A Path From Architecture to Film


Interview with Ludovica Ferrario.

You graduated from architecture. How did you get involved in film industry and this kind of art?

I wasn’t an architect yet when I got involved in movies. I was studying architecture, and as we always say it was by chance but, to be honest, it wasn’t. I met a woman who worked as a set dresser in opera; she also did some work in Zeffirellis’ Tea with Mussolini. She occasionally asked me ‘Why don’t you come since you are a student of architecture and give me a hand with some taking of measurements?’ I started with her and never stopped. I studied architecture for a couple of hours in the morning then followed the preparations of the movie where I had a chance to be a trainee.

What made you to fall in love with such work?

I’ve always had an interest in the space and psychology, and as an architect there was always something missing which I could find in the moving images. It is the fact of building a world which is a story on screen, and which makes them incredible. I must say that if I think of the moments that I like the most is when I sit on a chair of a cinema. Even before the movie starts, it is already something magical.

You mentioned the importance of the light many times during your lecture. Why is it so important to you?

There is no architecture and there is no shape if there is no light. Emptiness and proportions are given by light. Light is very important to me because it is very important to do with a space. There is no architecture, no object with no light and light is a mood, it’s an atmosphere. So we cannot describe what is happening and what the feelings of our character without light.

I assume you use plenty of sketches during your work. Do you make a storyboard as well?

In case of Paolo Sorrentino, he precisely knows how he wants to describe and how he wants to shoot a scene. There is, nevertheless, never a storyboard that he does or shares with us; it is something which is a work in process in his head. It highly depends on the director. We usually do not work with storyboards, basically because we work with preparing 260-degrees-situation on set which means there is no necessity to pre-visualise this unless it has to do with something that production considers as a cost. I don’t know how to draw well but I think I have an instinct of drawing something that we are seeking for. It sometimes can be colour or an image, so it is not necessarily the real design of the set. I am very glad to have great team that helps me with that, either with drawing the digital image on computer or drawing by hand.

During your lecture you said that you like working in existing space, not in the studio. Why? Is it more challenging for you?

It is becoming more challenging for me to work in the studio because I need to work there from scratch on stage, and it is more difficult to achieve an effect of a place to look like it was there. It is different in the existing space because I don’t want to show there too much evidence of my presence, unless it is asked from the narration or from the script. This is my architecture background which naturalizes it for me to work in a real space rather than on the stage. Nonetheless, the creative process is such changeable so answers which I gave today may not be true tomorrow. The Young Pope gave me a chance to play with a part of myself which I didn’t know before.

Did your study in architecture help you somehow in the work that you are doing nowadays?

Absolutely yes, it helped me as the method that has to do with proportions and with the research to find the locations. It gave me an approach to design which obviously is good, and necessary even in the production designing.

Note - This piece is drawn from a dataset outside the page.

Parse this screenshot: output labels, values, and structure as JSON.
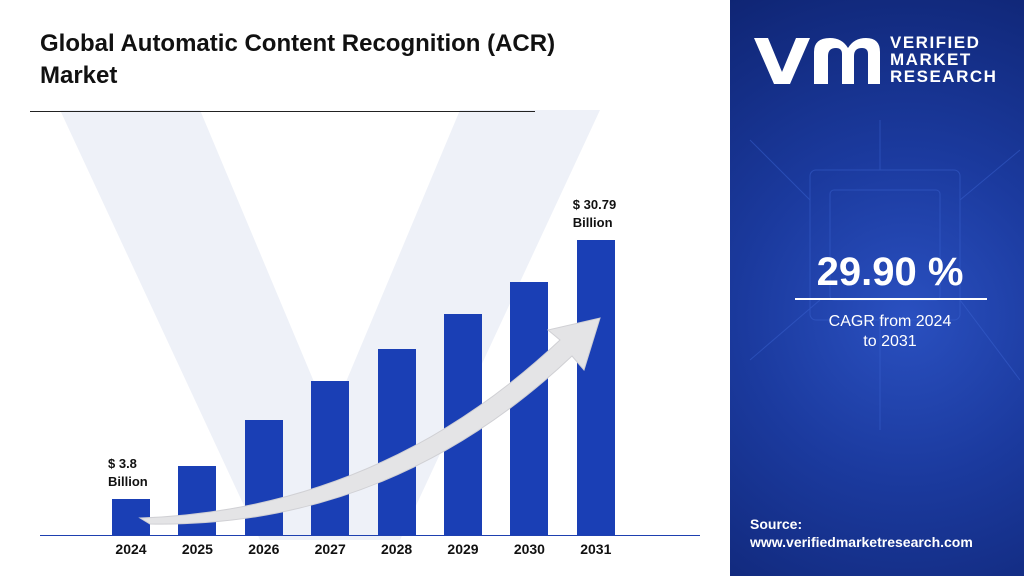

What are your plans for the nearest future? Do you want to do the same things that you are doing now or you want to try something extraordinary?

I think that extraordinary thing of every single one of us is that we never think to which extent we can build a relation to different things which give us a potential of working with another part of us. So I strongly believe that everyone should change work every ten years if he or she has a chance to work long enough to say: ‘I have done this for a while’. You can change your work for something that might give you a different perspective of what you have already done. In the future, I’d love to work in 3D and continue my research of connection between the space and psychology.